Additional to the above, subclasses of EmbeddedGobblin might offer their own convenience methods.

Running Embedded Gobblin

After EmbeddedGobblin has been configured it can be run with one of two methods: run(): blocking call. Returns a JobExecutionResult after the job finishes and Gobblin shuts down. runAsync(): asynchronous call. Returns a JobExecutionDriver, which implements Future<JobExecutionResult>.

Extending Embedded Gobblin

Developers can extend EmbeddedGobblin to provide users with easier ways to launch a particular type of job. For an example see EmbeddedGobblinDistcp.

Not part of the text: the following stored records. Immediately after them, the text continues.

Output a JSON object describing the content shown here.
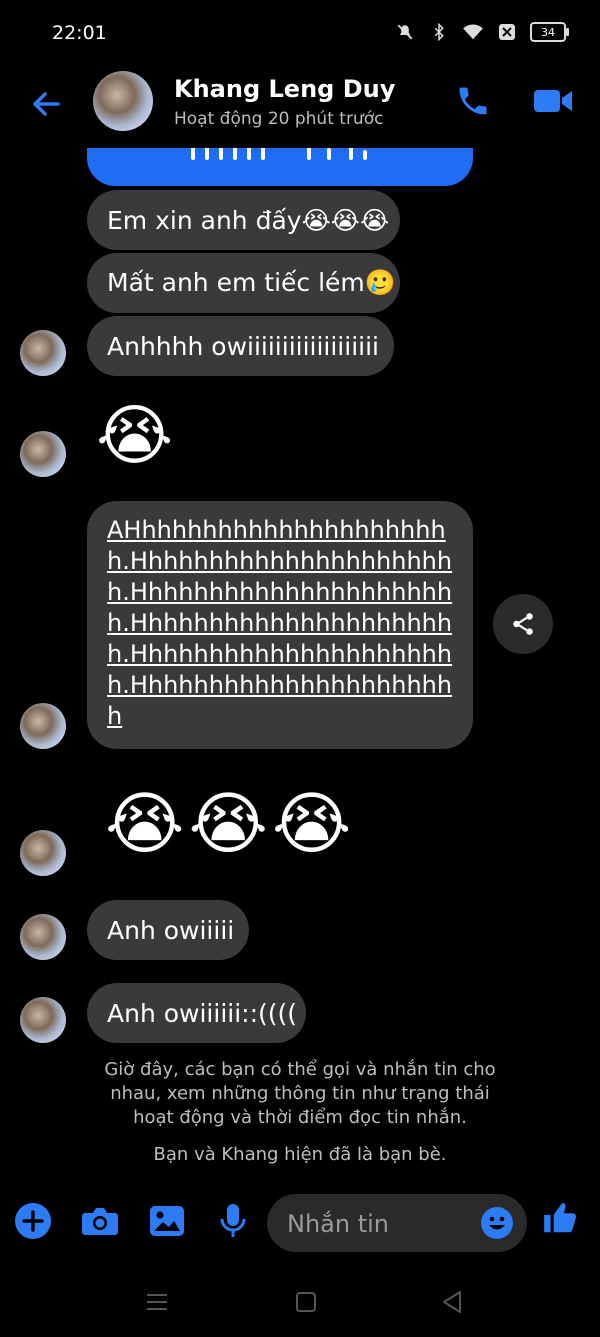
{
  "status_bar": {
    "time": "22:01",
    "battery": "34",
    "icons": [
      "mute-icon",
      "bluetooth-icon",
      "wifi-icon",
      "close-box-icon",
      "battery-icon"
    ]
  },
  "header": {
    "contact_name": "Khang Leng Duy",
    "contact_status": "Hoạt động 20 phút trước",
    "icons": [
      "back-arrow-icon",
      "phone-icon",
      "video-camera-icon"
    ]
  },
  "messages": {
    "m1": "Em xin anh đấy😭😭😭",
    "m2": "Mất anh em tiếc lém🥲",
    "m3": "Anhhhh owiiiiiiiiiiiiiiiiiii",
    "emoji_single": "😭",
    "long_text": "AHhhhhhhhhhhhhhhhhhhhhh.Hhhhhhhhhhhhhhhhhhhhhh.Hhhhhhhhhhhhhhhhhhhhhh.Hhhhhhhhhhhhhhhhhhhhhh.Hhhhhhhhhhhhhhhhhhhhhh.Hhhhhhhhhhhhhhhhhhhhhh",
    "emoji_triple": "😭😭😭",
    "m4": "Anh owiiiii",
    "m5": "Anh owiiiiii::(((("
  },
  "info": {
    "notice": "Giờ đây, các bạn có thể gọi và nhắn tin cho nhau, xem những thông tin như trạng thái hoạt động và thời điểm đọc tin nhắn.",
    "friends": "Bạn và Khang hiện đã là bạn bè."
  },
  "composer": {
    "placeholder": "Nhắn tin",
    "icons": [
      "plus-icon",
      "camera-icon",
      "gallery-icon",
      "microphone-icon",
      "emoji-icon",
      "thumbs-up-icon"
    ]
  },
  "colors": {
    "accent": "#1f6cf5",
    "bubble": "#3a3a3c",
    "background": "#000000"
  }
}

Best practices: Generally, a subclass of EmbeddedGobblin is based on a template. The template should be automatically loaded on construction and the constructor should call setTemplate(myTemplate). All required configurations for a job should be parsed from the constructor arguments. User should be able to run new MyEmbeddedGobblinExtension(params...).run() and get a sensible job run. * Convenience methods should be added for the most common configurations users would want to change. In general a convenience method will call a few other methods transparently to the user. For example:

  public EmbeddedGobblinDistcp simulate() {
    this.setConfiguration(CopySource.SIMULATE, Boolean.toString(true));
    return this;
  }
  • If the job requires additional jars in the workers that are not part of the minimal Gobblin ingestion classpath (see EmbeddedGobblin#getCoreGobblinJars for this list), then the constructor should call distributeJar(myJar) for the additional jars.